This is a first for our blog, a UK playwright! We've decided to open up the series to writers from the UK and the US, so feel free to contact us.
Alistair Beaton is the translator for the current Canadian Stage production of The Arsonists, playing at the Bluma Appel Theatre at the St Lawrence Centre for the Arts to rave reviews. Canadians don't know that he is one of the UK's top satirists and we're deeply honoured to have him on our blog.
A Little More About Alistair Beaton
Alistair Beaton is a political satirist whose work spans theatre, television, radio and publishing. Select theatre credits include Caledonia (Edinburgh International Festival 2010); King of Hearts (Hampstead Theatre 2007); and Feelgood (winner the Evening Standard Best Comedy Award in 2001). Beaton is fluent in German, Russian, French and English. He translated and adapted The Government Inspector from Russian for the Chichester Festival Theatre in 2005, which was remounted at the American Conservatory Theatre in San Francisco in 2008. He has also written new English versions of Johann Strauss’ Die Fledermaus and Jacques Offenbach’s La Vie Parisienne. In 2007 Beaton translated Max Frisch’s The Arsonists, which premiered at London’s Royal Court Theatre. Beaton’s work for television has earned him honours such as a Broadcasting Press Guild Awards for Best Single Drama and nomination for a BAFTA in 2007. Additionally, Beaton has done work for radio and is a best-selling author.

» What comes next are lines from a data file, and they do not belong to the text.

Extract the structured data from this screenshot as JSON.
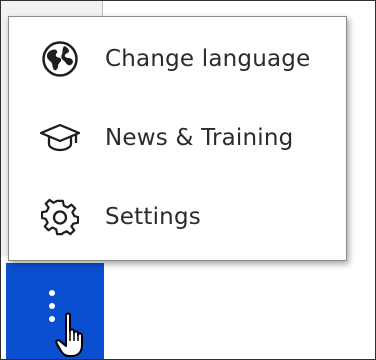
{
  "menu": {
    "items": [
      {
        "label": "Change language",
        "icon": "globe-icon"
      },
      {
        "label": "News & Training",
        "icon": "graduation-cap-icon"
      },
      {
        "label": "Settings",
        "icon": "gear-icon"
      }
    ]
  },
  "sidebar": {
    "more_button": {
      "icon": "kebab-vertical-icon",
      "color": "#0a4fd0"
    }
  },
  "cursor": {
    "icon": "hand-pointer-icon"
  }
}
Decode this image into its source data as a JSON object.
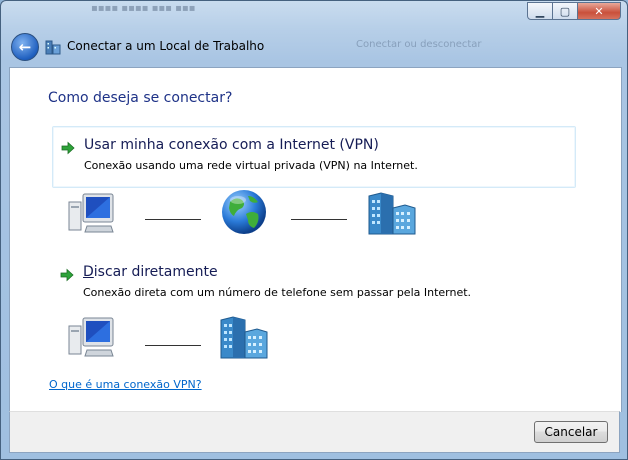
{
  "window": {
    "title": "Conectar a um Local de Trabalho",
    "ghost_title_text": "Conectar ou desconectar",
    "caption_buttons": [
      "minimize",
      "maximize",
      "close"
    ]
  },
  "heading": "Como deseja se conectar?",
  "options": [
    {
      "title": "Usar minha conexão com a Internet (VPN)",
      "description": "Conexão usando uma rede virtual privada (VPN) na Internet.",
      "diagram": [
        "computer-icon",
        "globe-icon",
        "office-building-icon"
      ]
    },
    {
      "title_accel": "D",
      "title_rest": "iscar diretamente",
      "description": "Conexão direta com um número de telefone sem passar pela Internet.",
      "diagram": [
        "computer-icon",
        "office-building-icon"
      ]
    }
  ],
  "help_link": "O que é uma conexão VPN?",
  "footer": {
    "cancel_label": "Cancelar"
  }
}
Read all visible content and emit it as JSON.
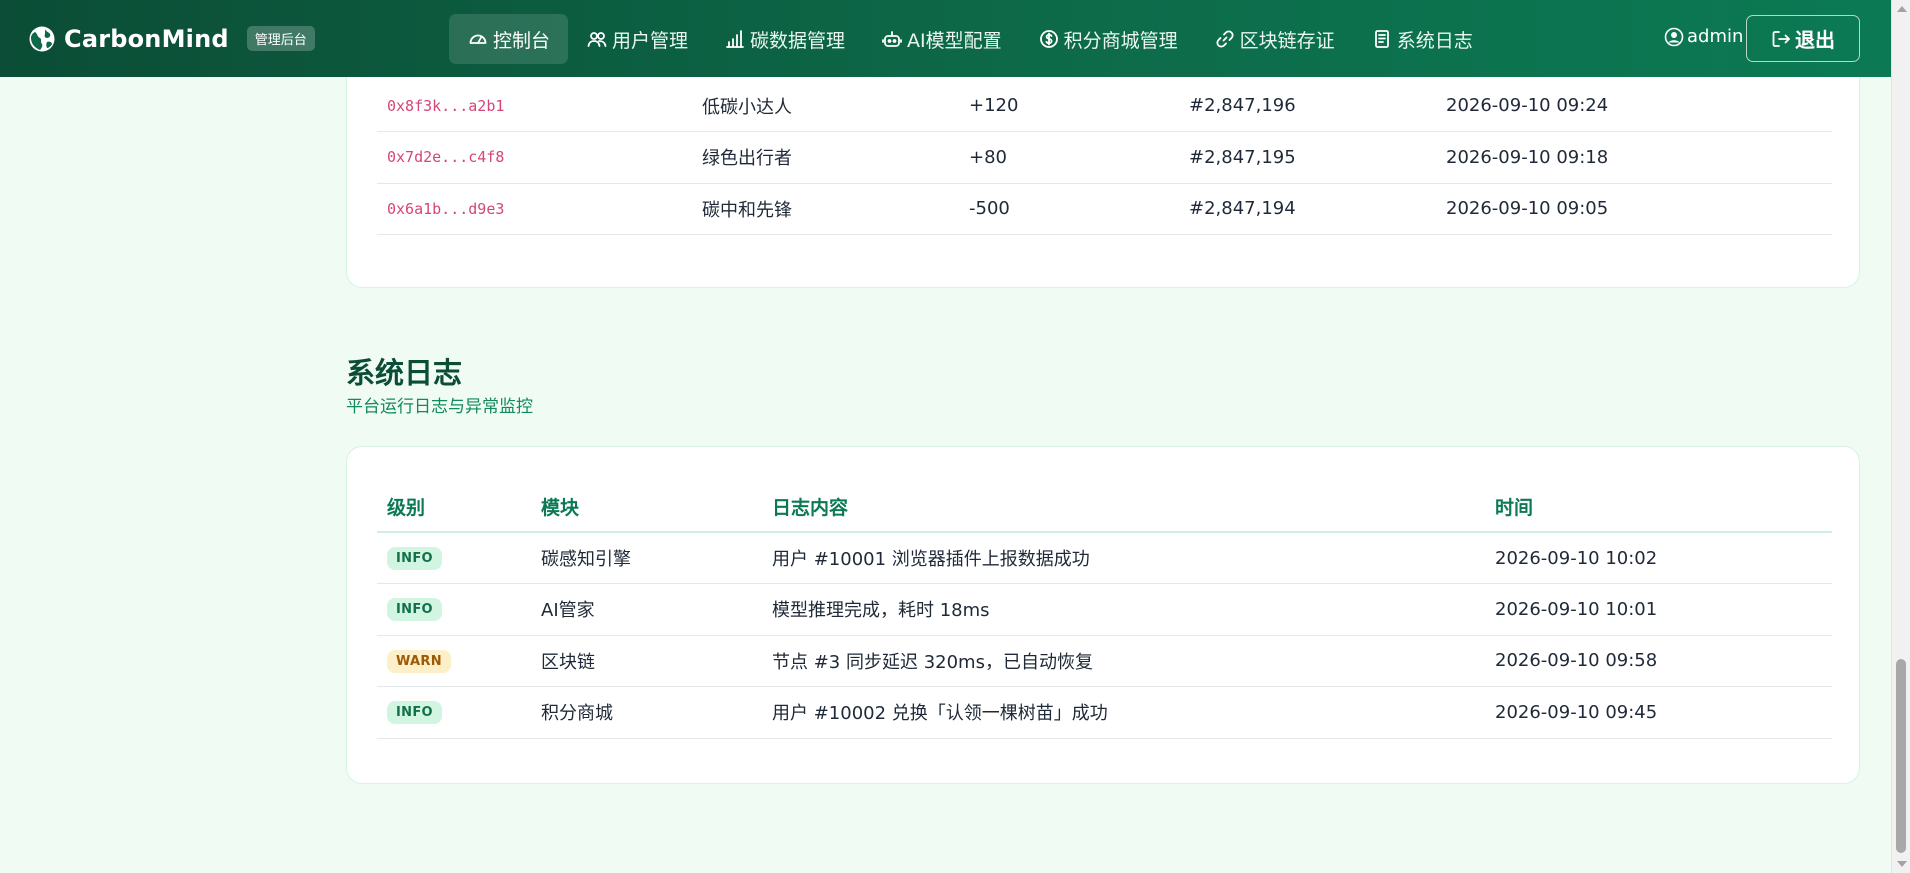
{
  "brand": {
    "name": "CarbonMind",
    "badge": "管理后台"
  },
  "nav": [
    {
      "label": "控制台",
      "icon": "dashboard-icon",
      "active": true
    },
    {
      "label": "用户管理",
      "icon": "users-icon"
    },
    {
      "label": "碳数据管理",
      "icon": "bar-chart-icon"
    },
    {
      "label": "AI模型配置",
      "icon": "robot-icon"
    },
    {
      "label": "积分商城管理",
      "icon": "coin-icon"
    },
    {
      "label": "区块链存证",
      "icon": "link-icon"
    },
    {
      "label": "系统日志",
      "icon": "document-icon"
    }
  ],
  "user": {
    "name": "admin"
  },
  "logout_label": "退出",
  "chain": {
    "rows": [
      {
        "hash": "0x8f3k...a2b1",
        "name": "低碳小达人",
        "points": "+120",
        "block": "#2,847,196",
        "time": "2026-09-10 09:24"
      },
      {
        "hash": "0x7d2e...c4f8",
        "name": "绿色出行者",
        "points": "+80",
        "block": "#2,847,195",
        "time": "2026-09-10 09:18"
      },
      {
        "hash": "0x6a1b...d9e3",
        "name": "碳中和先锋",
        "points": "-500",
        "block": "#2,847,194",
        "time": "2026-09-10 09:05"
      }
    ]
  },
  "logs": {
    "title": "系统日志",
    "subtitle": "平台运行日志与异常监控",
    "headers": {
      "level": "级别",
      "module": "模块",
      "content": "日志内容",
      "time": "时间"
    },
    "rows": [
      {
        "level": "INFO",
        "module": "碳感知引擎",
        "content": "用户 #10001 浏览器插件上报数据成功",
        "time": "2026-09-10 10:02"
      },
      {
        "level": "INFO",
        "module": "AI管家",
        "content": "模型推理完成，耗时 18ms",
        "time": "2026-09-10 10:01"
      },
      {
        "level": "WARN",
        "module": "区块链",
        "content": "节点 #3 同步延迟 320ms，已自动恢复",
        "time": "2026-09-10 09:58"
      },
      {
        "level": "INFO",
        "module": "积分商城",
        "content": "用户 #10002 兑换「认领一棵树苗」成功",
        "time": "2026-09-10 09:45"
      }
    ]
  },
  "colors": {
    "nav_bg": "#0d6a49",
    "accent": "#0b7a54",
    "positive": "#1f9d67",
    "negative": "#dc3b3b",
    "hash": "#d6457a"
  }
}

What do you drink on opening night?
A glass of white wine while hiding during the interval - the interval being the most excruciating moment for the playwright. On occasion I have considered swapping the white wine for hemlock.
Who would direct the coolest production of one of your plays?
Morris Panych, of course. Should he be unavailable, I would have to fall back on Barack Obama, who must be longing for a change of job.
What scares you? What can't you write about?
Hmmm, how much time do you have? I find it hard creating positive characters, much prefer monsters of one kind or another, or at the very least, gravely flawed characters. I also find love hard to write about. God knows what that says about me.
What do you want to write about that you haven't yet?
The fucking bankers.
If someone was to write a play about your life, what genre would it be? (eg. comedy, tragedy, melodrama, horror)
Comedy tinged with horror.
How do you deal with praise? With criticism?
Praise? Can't get enough of the stuff. As for criticism, it's fine if a) it comes from soemone who knows what they're talking about and b) if it comes in time for me to do some fixing of the script.
Where would you like your work to be produced?
Well, just about everywhere. (I feel the person who framed these questions doesn't quite grasp the enormous size of the authorial ego).
Where do you write? Pen or keyboard?
Keyboard, except when writing lyrics, when I like to scrawl over multiple sheets of paper, covering the floor with first drafts.
What would you like academics to write about your work in 50 years?
Torn between saying 'anything at all would be fine' and 'God almighty, please let me not be written about by academics, what a fate.'
What inspires you?
I'm assuming I'm allowed at least one pompous answer, so here it is: the outrage I feel when I witness injustice and abuse of power.